Transcribe and Reformat Audio with LLM Post-Processing

Raw speech-to-text output is functional but rarely publication-ready. Whisper transcriptions contain filler words, repetitions, missing punctuation, and run-on sentences that make transcripts hard to read. LM-Kit.NET lets you chain a Whisper transcription directly into an LLM for post-processing: correcting grammar, removing filler words, restructuring sentences, and producing clean, professional text. The entire pipeline runs locally with no cloud dependency.

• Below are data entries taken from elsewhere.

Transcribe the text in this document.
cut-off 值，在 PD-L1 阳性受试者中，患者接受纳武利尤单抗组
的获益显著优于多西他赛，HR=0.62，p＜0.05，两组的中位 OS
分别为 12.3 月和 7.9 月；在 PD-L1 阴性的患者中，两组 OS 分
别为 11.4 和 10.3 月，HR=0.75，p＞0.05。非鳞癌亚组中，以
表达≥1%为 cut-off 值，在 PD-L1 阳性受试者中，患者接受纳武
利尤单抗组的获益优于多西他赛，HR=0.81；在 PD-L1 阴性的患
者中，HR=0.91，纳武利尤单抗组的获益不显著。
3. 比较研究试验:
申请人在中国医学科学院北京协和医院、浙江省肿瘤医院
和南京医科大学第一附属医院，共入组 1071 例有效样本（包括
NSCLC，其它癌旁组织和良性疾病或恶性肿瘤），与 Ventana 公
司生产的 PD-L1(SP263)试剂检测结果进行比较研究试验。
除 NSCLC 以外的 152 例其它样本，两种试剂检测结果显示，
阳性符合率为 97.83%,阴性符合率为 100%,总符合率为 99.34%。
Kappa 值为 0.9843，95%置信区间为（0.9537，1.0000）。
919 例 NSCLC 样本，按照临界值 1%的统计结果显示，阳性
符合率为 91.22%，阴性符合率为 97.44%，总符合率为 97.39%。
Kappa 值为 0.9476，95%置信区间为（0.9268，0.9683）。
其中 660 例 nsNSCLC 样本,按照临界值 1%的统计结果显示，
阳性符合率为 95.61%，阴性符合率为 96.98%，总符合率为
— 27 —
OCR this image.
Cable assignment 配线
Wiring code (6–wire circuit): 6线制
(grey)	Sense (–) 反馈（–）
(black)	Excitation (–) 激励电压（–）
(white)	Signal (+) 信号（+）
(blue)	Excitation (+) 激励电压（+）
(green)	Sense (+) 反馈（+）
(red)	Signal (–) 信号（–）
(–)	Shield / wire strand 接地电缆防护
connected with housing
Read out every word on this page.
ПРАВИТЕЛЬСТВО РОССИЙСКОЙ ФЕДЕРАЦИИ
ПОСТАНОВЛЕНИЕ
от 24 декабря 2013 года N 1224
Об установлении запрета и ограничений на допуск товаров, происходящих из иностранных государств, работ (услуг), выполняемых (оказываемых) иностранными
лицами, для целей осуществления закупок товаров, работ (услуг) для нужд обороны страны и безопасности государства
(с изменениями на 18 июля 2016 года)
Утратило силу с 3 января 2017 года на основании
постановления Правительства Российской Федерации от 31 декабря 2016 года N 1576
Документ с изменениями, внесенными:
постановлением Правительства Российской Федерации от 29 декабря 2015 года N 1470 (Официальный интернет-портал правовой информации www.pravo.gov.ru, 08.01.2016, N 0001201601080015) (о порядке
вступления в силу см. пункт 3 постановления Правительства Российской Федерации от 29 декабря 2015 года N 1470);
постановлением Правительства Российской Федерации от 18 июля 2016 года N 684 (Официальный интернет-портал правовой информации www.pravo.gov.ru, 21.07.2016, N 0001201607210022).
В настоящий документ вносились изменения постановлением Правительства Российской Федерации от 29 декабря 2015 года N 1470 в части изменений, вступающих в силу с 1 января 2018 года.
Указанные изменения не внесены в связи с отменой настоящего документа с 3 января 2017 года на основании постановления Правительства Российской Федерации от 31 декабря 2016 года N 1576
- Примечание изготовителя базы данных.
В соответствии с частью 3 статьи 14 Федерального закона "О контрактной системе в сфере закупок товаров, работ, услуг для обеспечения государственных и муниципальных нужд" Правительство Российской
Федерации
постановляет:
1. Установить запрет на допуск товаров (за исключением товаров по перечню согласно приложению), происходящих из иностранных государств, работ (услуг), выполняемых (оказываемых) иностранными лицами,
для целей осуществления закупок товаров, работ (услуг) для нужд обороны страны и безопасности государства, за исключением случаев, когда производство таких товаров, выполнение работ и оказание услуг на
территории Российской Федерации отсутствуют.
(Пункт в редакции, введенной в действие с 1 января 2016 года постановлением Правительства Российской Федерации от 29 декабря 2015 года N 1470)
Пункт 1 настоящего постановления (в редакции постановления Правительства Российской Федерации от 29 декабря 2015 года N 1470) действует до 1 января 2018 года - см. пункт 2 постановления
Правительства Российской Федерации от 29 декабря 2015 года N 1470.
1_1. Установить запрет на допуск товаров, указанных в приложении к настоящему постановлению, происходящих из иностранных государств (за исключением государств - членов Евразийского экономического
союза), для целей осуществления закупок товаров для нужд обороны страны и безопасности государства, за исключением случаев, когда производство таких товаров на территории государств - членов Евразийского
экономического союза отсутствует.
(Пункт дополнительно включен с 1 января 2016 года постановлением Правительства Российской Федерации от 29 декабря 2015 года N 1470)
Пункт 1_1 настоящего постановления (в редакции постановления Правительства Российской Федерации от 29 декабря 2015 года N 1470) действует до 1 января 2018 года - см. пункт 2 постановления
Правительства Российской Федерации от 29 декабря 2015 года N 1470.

This tutorial builds a transcription pipeline that automatically reformats raw audio into polished, readable documents.

Why LLM Post-Processing Matters for Transcription

Two enterprise problems that LLM-based transcript reformatting solves:

Medical and legal dictation. Physicians dictating patient notes and attorneys recording case summaries speak naturally, with pauses, corrections, and filler words ("um", "uh", "you know"). Submitting raw transcriptions into electronic health records or case management systems creates unprofessional, hard-to-search records. An LLM post-processing step transforms dictation into clean, structured clinical notes or legal summaries without manual editing.
Interview and podcast production. Media teams recording interviews need clean transcripts for show notes, articles, and subtitles. Raw Whisper output requires hours of manual cleanup. An automated pipeline that corrects errors, removes verbal tics, and formats the output as proper paragraphs cuts post-production time from hours to seconds.

Prerequisites

Requirement	Minimum
.NET SDK	8.0+
VRAM	~4.5 GB (Whisper model + chat model)
Disk	~4 GB free for model downloads
Audio file	A `.wav` file (16-bit PCM, any sample rate)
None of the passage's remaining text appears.